Not surprisingly, there is a growing outcry in the teaching ranks of "STOP THE INSANITY!" Last month, I attended the Save Our Schools March and rally in Washington DC, and the two day conference that preceded it at American University. Despite the scorching heat, several thousand people listened to and cheered on a top-notch line up of speakers including Linda Darling-Hammond, Deborah Meier, Diane Ravitch, Pedro Noguera, and, heavily covered by celebrity-loving media, Matt Damon. Damon got a lot more attention for a backstage interview with Libertarian Reason TV than for his excellent podium speech. He was introduced by his mother, Nancy Carlsson-Paige who is a well-known author and teacher educator.
This event was energizing and brought together people from many states to argue for four principles of real educational reform:
- Equitable funding for all public school populations
- Ending high-stakes testing for student, teacher and school evaluation
- Curriculum developed for and by local school communities
- Public education policies formed by teachers, families and local leadership
It's likely that a fifth principle of high quality early childhood education will be added to the group's agenda as their work moves forward. Coinciding with the conference and rally were several film screenings. I managed to see two documentaries. The first, August to June, is a beautiful portrait of classroom life that is hard not to love. The second is a homegrown response to Waiting for Superman entitled The Inconvenient Truth Behind Waiting for Superman. It really makes you want to get up out of your chair and go on a march or get to a protest rally. Those behind the latter film are teachers and parents arguing for ten "real reforms" that echo the sentiments of the Save Our Schools agenda.

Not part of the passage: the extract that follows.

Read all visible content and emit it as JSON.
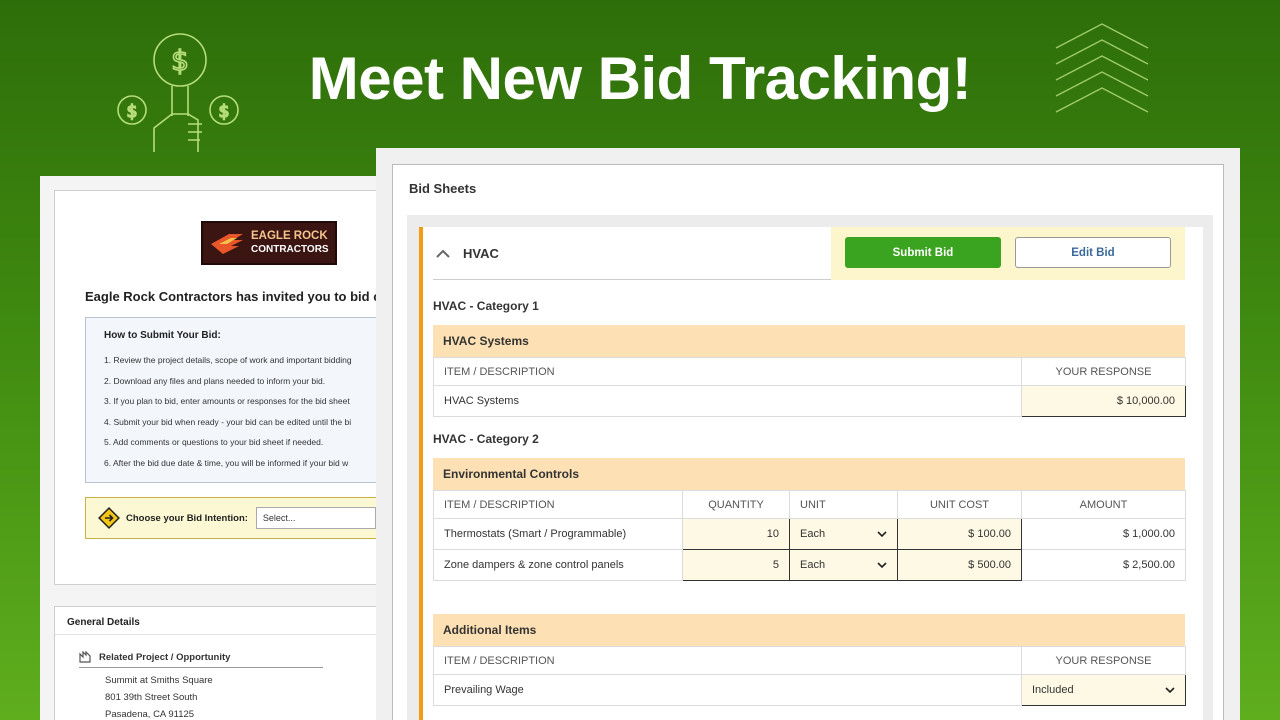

The problem moving ahead as I see it is going to be finding good ideas that can be implemented at low cost. Protest movements are good at letting politicians know what constituents want and don't want, and at getting some publicity for their cause. What's needed now are people on the ground who have a way of moving forward towards making the needed changes happen in their communities. Until the testing beast is tackled, I just don't know that this will happen on the necessary scale. We can't just say no to the tests, tell parents to opt their children out of them, get states to refuse the NLCB waivers, and undo all the harm that has been inflicted as a result of the high stakes testing fiasco without a plan to put something else in place. For that to happen, we need good ideas. We already have some very smart people working on this, but what they are trying to do will take lots of money and time, and we don't have either of those things right now. Here are a few ideas I propose, please add your own in the comments. Let's build a list!
1) Ask the question, "Is this really in the best interests of our children?" It's hard to answer this question with a, "No, but…"

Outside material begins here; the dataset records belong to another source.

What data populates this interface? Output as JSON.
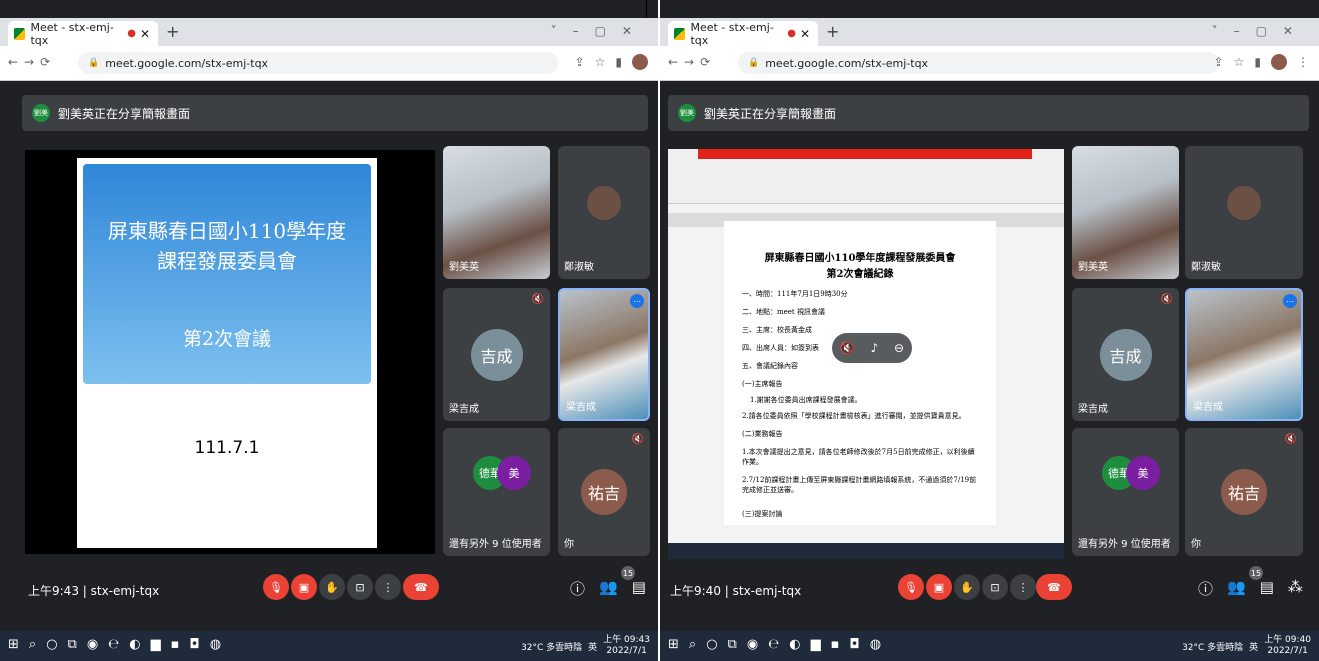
{
  "screens": [
    {
      "tab_title": "Meet - stx-emj-tqx",
      "url": "meet.google.com/stx-emj-tqx",
      "presenter_avatar": "劉美",
      "presenter_banner": "劉美英正在分享簡報畫面",
      "slide": {
        "title_line1": "屏東縣春日國小110學年度",
        "title_line2": "課程發展委員會",
        "subtitle": "第2次會議",
        "date": "111.7.1"
      },
      "tiles": {
        "video1_name": "劉美英",
        "video2_name": "鄭淑敏",
        "avatar_tile_initials": "吉成",
        "avatar_tile_name": "梁吉成",
        "video3_name": "梁吉成",
        "group_av1": "德華",
        "group_av2": "美",
        "group_label": "還有另外 9 位使用者",
        "self_initials": "祐吉",
        "self_name": "你"
      },
      "meeting_time": "上午9:43",
      "meeting_code": "stx-emj-tqx",
      "participants_count": "15",
      "taskbar": {
        "weather": "32°C 多雲時陰",
        "ime": "英",
        "time": "上午 09:43",
        "date": "2022/7/1"
      }
    },
    {
      "tab_title": "Meet - stx-emj-tqx",
      "url": "meet.google.com/stx-emj-tqx",
      "presenter_avatar": "劉美",
      "presenter_banner": "劉美英正在分享簡報畫面",
      "doc": {
        "title": "屏東縣春日國小110學年度課程發展委員會",
        "subtitle": "第2次會議紀錄",
        "line1": "一、時間：111年7月1日9時30分",
        "line2": "二、地點：meet 視訊會議",
        "line3": "三、主席：校長黃金成",
        "line4": "四、出席人員：如簽到表",
        "line5": "五、會議紀錄內容",
        "line6": "(一)主席報告",
        "line7": "1.謝謝各位委員出席課程發展會議。",
        "line8": "2.請各位委員依照「學校課程計畫檢核表」進行審閱，並提供寶貴意見。",
        "line9": "(二)業務報告",
        "line10": "1.本次會議提出之意見，請各位老師修改後於7月5日前完成修正，以利後續作業。",
        "line11": "2.7/12前課程計畫上傳至屏東縣課程計畫網路填報系統，不通過須於7/19前完成修正並送審。",
        "line12": "(三)提案討論"
      },
      "tiles": {
        "video1_name": "劉美英",
        "video2_name": "鄭淑敏",
        "avatar_tile_initials": "吉成",
        "avatar_tile_name": "梁吉成",
        "video3_name": "梁吉成",
        "group_av1": "德華",
        "group_av2": "美",
        "group_label": "還有另外 9 位使用者",
        "self_initials": "祐吉",
        "self_name": "你"
      },
      "meeting_time": "上午9:40",
      "meeting_code": "stx-emj-tqx",
      "participants_count": "15",
      "taskbar": {
        "weather": "32°C 多雲時陰",
        "ime": "英",
        "time": "上午 09:40",
        "date": "2022/7/1"
      }
    }
  ],
  "colors": {
    "meet_bg": "#202124",
    "tile_bg": "#3c4043",
    "mic_off_red": "#ea4335",
    "accent_blue": "#1a73e8"
  },
  "icons": [
    "meet-favicon",
    "recording-dot-icon",
    "close-icon",
    "new-tab-icon",
    "back-icon",
    "forward-icon",
    "reload-icon",
    "lock-icon",
    "share-icon",
    "bookmark-star-icon",
    "sidebar-icon",
    "mic-off-icon",
    "camera-off-icon",
    "raise-hand-icon",
    "present-icon",
    "more-icon",
    "hangup-icon",
    "info-icon",
    "people-icon",
    "chat-icon",
    "activities-icon",
    "windows-start-icon",
    "search-icon"
  ]
}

2) Engage people in discussions about what we value about public education. Liven up dinner parties, get parents talking about their hopes and dreams for their children and what it means to be educated. Make the outcomes of those conversations visible to the community and to those in schools.
3) Debunk the myth of the test as a measure of anything. All a multiple-choice test tells you is that a student knew how to bubble in an answer. Period.
4) Invest time in being informed. The best way to knock down phony talking points is with solid research, expertise, and compelling evidence.
5) Use social media to spread the message (that's right, Twitter and Facebook are useful for more than just procrastination!)
6) There's strength in numbers. Don't fight the good fight alone. Find others, meet up, share, talk, strategize, get new perspectives on what's going on.
7) Go visit schools. Volunteer, grab every opportunity to be around students and see for yourself what's going on so that you can use that to inform your actions.
8) When you find something that's powerful, persuasive, informative, pass it on, post it, share it, review it, write about it.
9) Learn to be a good storyteller. Stories are often how we make sense of the world. Stories can change people's minds. Powerful stories are hard to forget.
10) Collect examples of just how idiotic the tests are. People often forget this and just assume that the tests are reasonable. They are not.